HIST310 Being Bad: Sinners, Crooks, Deviants and Psychos

UNE has cancelled in-person, paper-based exams for Trimester 2. Instead, all exams will either be transferred to other modes of assessment, or offered online. There may be some discrepancies to published unit information while we work through the University processes to approve the changes and reflect them through publication. Information about online exams is available on UNE's Online Supervised Exams page.

Updated: 13 March 2019
Credit Points 6
Offering Not offered in 2020
Intensive School(s) None
Supervised Exam There is no supervised examination.
Pre-requisites 12cp in ANCH or CRIM or HINQ or HIST or RELS or SOCY or any 24cp or candidature in a postgraduate award
Co-requisites None
Restrictions None
Notes None
Combined Units None
Coordinator(s) Matthew Allen (mallen28@une.edu.au)
Unit Description

This unit will examine the development of our attitudes and approaches to law and order through a study of some of the most infamous crimes and criminals in the British world between 1700 and 1900. A series of case studies ranging broadly over space and time, will be considered from both historical and criminological perspectives. This will reveal both changing patterns of deviance and criminal behaviour and the evolving efforts to regulate and prevent it. Students will learn how to find, use and evaluate evidence about crime and use it to understand the development of modern society.

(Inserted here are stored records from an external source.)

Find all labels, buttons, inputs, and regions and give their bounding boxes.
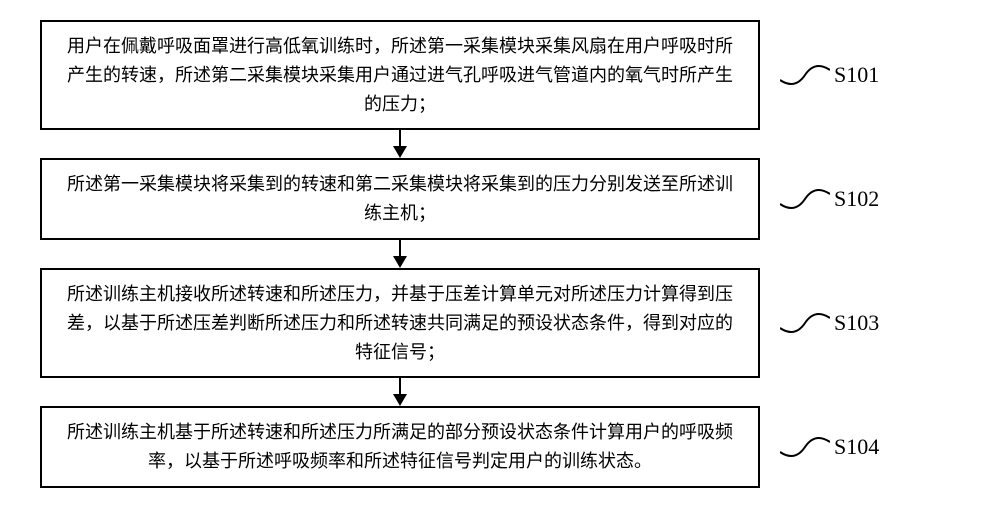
step-row: 所述训练主机基于所述转速和所述压力所满足的部分预设状态条件计算用户的呼吸频率，以… — [40, 406, 960, 488]
step-label-wrap: S101 — [780, 60, 879, 90]
curve-icon — [780, 432, 830, 462]
step-label-wrap: S104 — [780, 432, 879, 462]
arrow-connector — [40, 378, 760, 406]
step-row: 所述训练主机接收所述转速和所述压力，并基于压差计算单元对所述压力计算得到压差，以… — [40, 268, 960, 378]
step-box-2: 所述第一采集模块将采集到的转速和第二采集模块将采集到的压力分别发送至所述训练主机… — [40, 158, 760, 240]
curve-icon — [780, 308, 830, 338]
step-row: 所述第一采集模块将采集到的转速和第二采集模块将采集到的压力分别发送至所述训练主机… — [40, 158, 960, 240]
step-box-3: 所述训练主机接收所述转速和所述压力，并基于压差计算单元对所述压力计算得到压差，以… — [40, 268, 760, 378]
step-label-4: S104 — [834, 434, 879, 460]
arrow-connector — [40, 130, 760, 158]
step-label-3: S103 — [834, 310, 879, 336]
curve-icon — [780, 184, 830, 214]
flowchart: 用户在佩戴呼吸面罩进行高低氧训练时，所述第一采集模块采集风扇在用户呼吸时所产生的… — [40, 20, 960, 488]
step-label-wrap: S103 — [780, 308, 879, 338]
step-label-wrap: S102 — [780, 184, 879, 214]
step-label-2: S102 — [834, 186, 879, 212]
step-box-4: 所述训练主机基于所述转速和所述压力所满足的部分预设状态条件计算用户的呼吸频率，以… — [40, 406, 760, 488]
curve-icon — [780, 60, 830, 90]
step-box-1: 用户在佩戴呼吸面罩进行高低氧训练时，所述第一采集模块采集风扇在用户呼吸时所产生的… — [40, 20, 760, 130]
step-label-1: S101 — [834, 62, 879, 88]
arrow-connector — [40, 240, 760, 268]
step-row: 用户在佩戴呼吸面罩进行高低氧训练时，所述第一采集模块采集风扇在用户呼吸时所产生的… — [40, 20, 960, 130]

Materials Textbook information will be displayed approximately 8 weeks prior to the commencement of the teaching period. Please note that textbook requirements may vary from one teaching period to the next.
Disclaimer Unit information may be subject to change prior to commencement of the teaching period.
Assessment Assessment information will be published prior to commencement of the teaching period.
Learning Outcomes (LO) Upon completion of this unit, students will be able to:
  1. demonstrate a broad and coherent body of knowledge of important moments and individuals in the history of crime;
  2. apply well developed cognitive and communication skills to explain why case-studies are useful and important in the social sciences;
  3. demonstrate autonomy and well-developed judgement in finding, evaluating and synthesising evidence effectively; and
  4. apply initiative and judgment in the writing and presentation of evidence-based historical analysis, according to the methodological and ethical conventions of the discipline.